Perl: remove a part of string after pattern

Question

I have strings like this:

trn_425374_1_94_-
trn_12_1_200_+
trn_2003_2_198_+

And I want to split all after the first number, like this:

trn_425374
trn_12
trn_2003

I tried the following code:

$string =~ s/(?<=trn_\d)\d+//gi;

But returns the same as the input. I have been following examples of similar questions but I don't know what I'm doing wrong. Any suggestion?

Answer 1

Use \K to preserve the part of the string you want to keep:

$string =~ s/trn_\d+\K.*//;

To quote the link above:

\K

This appeared in perl 5.10.0. Anything matched left of \K is not included in $& , and will not be replaced if the pattern is used in a substitution.

Answer 2

If you are running Perl 5 version 10 or later then you have access to the \K ("keep") regular expression escape. Everything before the \K is excluded from the substitution, so this removes everything after the first sequence of digits (except newlines)

s/\d+\K.+//;

with earlier versions of Perl, you will have to capture the part of the string you want to keep, and replace it in the substitution

s/(\D*\d+).+/$1/;

Note that neither of these will remove any trailing newline characters.
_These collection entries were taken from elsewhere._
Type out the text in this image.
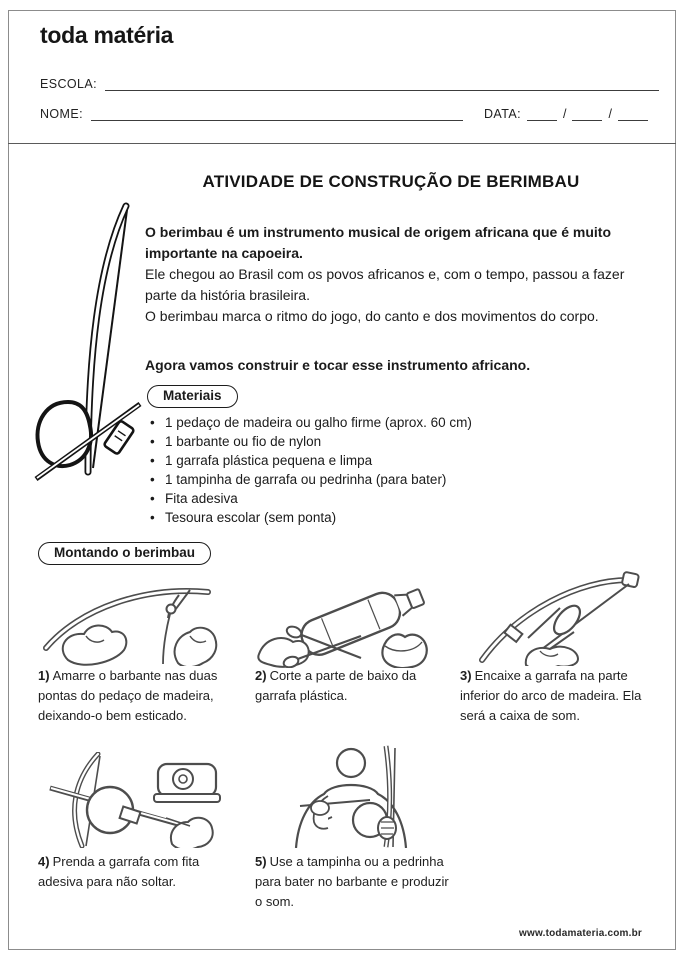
toda matéria
ESCOLA:
NOME:	DATA:	/	/
ATIVIDADE DE CONSTRUÇÃO DE BERIMBAU

O berimbau é um instrumento musical de origem africana que é muito importante na capoeira.

Ele chegou ao Brasil com os povos africanos e, com o tempo, passou a fazer parte da história brasileira.

O berimbau marca o ritmo do jogo, do canto e dos movimentos do corpo.

Agora vamos construir e tocar esse instrumento africano.
Materiais
• 1 pedaço de madeira ou galho firme (aprox. 60 cm)
• 1 barbante ou fio de nylon
• 1 garrafa plástica pequena e limpa
• 1 tampinha de garrafa ou pedrinha (para bater)
• Fita adesiva
• Tesoura escolar (sem ponta)
Montando o berimbau
1) Amarre o barbante nas duas pontas do pedaço de madeira, deixando-o bem esticado.
2) Corte a parte de baixo da garrafa plástica.
3) Encaixe a garrafa na parte inferior do arco de madeira. Ela será a caixa de som.
4) Prenda a garrafa com fita adesiva para não soltar.
5) Use a tampinha ou a pedrinha para bater no barbante e produzir o som.
www.todamateria.com.br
If you want to strip those as well, then either chomp the string first, or add the /s modifier to the substitution, like this

s/\d+\K.+//s;

or

s/(\D*\d+).+/$1/s;

Answer 3

your regexr should be:

$string =~ s/(trn_\d+).*/$1/g;

It substitutes the whole match by the memorized at $1 (which is the string part you want to preserve)

Answer 4

Do grouping to save first numbers of digits found and use .* to delete from there until end of line:

#!/usr/bin/env perl

use warnings;
use strict;

while ( <DATA> ) { 
    s/(\d+).*$/$1/ && print;
}

__DATA__
trn_425374_1_94_-
trn_12_1_200_+
trn_2003_2_198_+

It yields:

trn_425374
trn_12
trn_2003